Education

What Every Article Ghost Writer Should Know About Keywords

One of the challenges to being an article ghost writer is weaving keywords into your articles without making them difficult to read. This can be a major challenge, especially when a client gives you a keyword phrase. For example, “how to get back my ex” is a little tricky to work into an article. But if a client requests it, you’ve got to deliver a good finished article and not a story. Here are some things you should know about keywords and how to use them.
Do We Even Need Keywords?
There’s a growing trend away from emphasizing keywords. Increasingly, internet marketers are finding that it’s the value of the content they write that gets traffic which will convert. They’re starting to shy away from strict keyword guidelines and let writers use them naturally.
However, keywords are still necessary and this is the reason why. An article or site will not rank highly in Google or other search engines if it is not keyword-optimized. If we skip them entirely, the search engines won’t even find our articles, and that won’t even get them read.
How Much Is Enough?
How many times should you use them? This is the whole elusive science of internet marketing, and nobody knows exactly. Google and other search engines have their secret algorithms, which are closely guarded. Not only that, they change them periodically so that marketers get thrown off the trail.
Most clients will ask you to use the keywords a certain number of times. For example, they may say to use it 5-8 times in the article body. Too little and it won’t rank; too much and it will be thrown out as spam. Other clients will give you a certain keyword density, represented as a percentage. A density of, for example, 2% means that you should use it 10 times out of every 200 words, or to make it simpler, once every twenty words. I bet you never thought crunching numbers was part of being an article ghost writer!

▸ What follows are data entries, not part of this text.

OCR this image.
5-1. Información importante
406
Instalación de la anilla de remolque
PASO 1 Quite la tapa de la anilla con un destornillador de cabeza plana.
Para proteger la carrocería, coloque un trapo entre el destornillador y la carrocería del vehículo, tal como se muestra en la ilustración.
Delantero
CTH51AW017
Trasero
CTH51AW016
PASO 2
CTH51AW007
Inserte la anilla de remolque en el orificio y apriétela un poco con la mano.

Luckily, densities and keyword counts are not being used as often. Most internet marketers are finding that once in the title, once in the first paragraph, and naturally throughout is enough. If it’s used like this, and the content is really good, interesting, readable and eye-catching, you’ll get the traffic you need. However, it’s really important for writers to understand how this works, so that they’ll know exactly what to do when offered a job.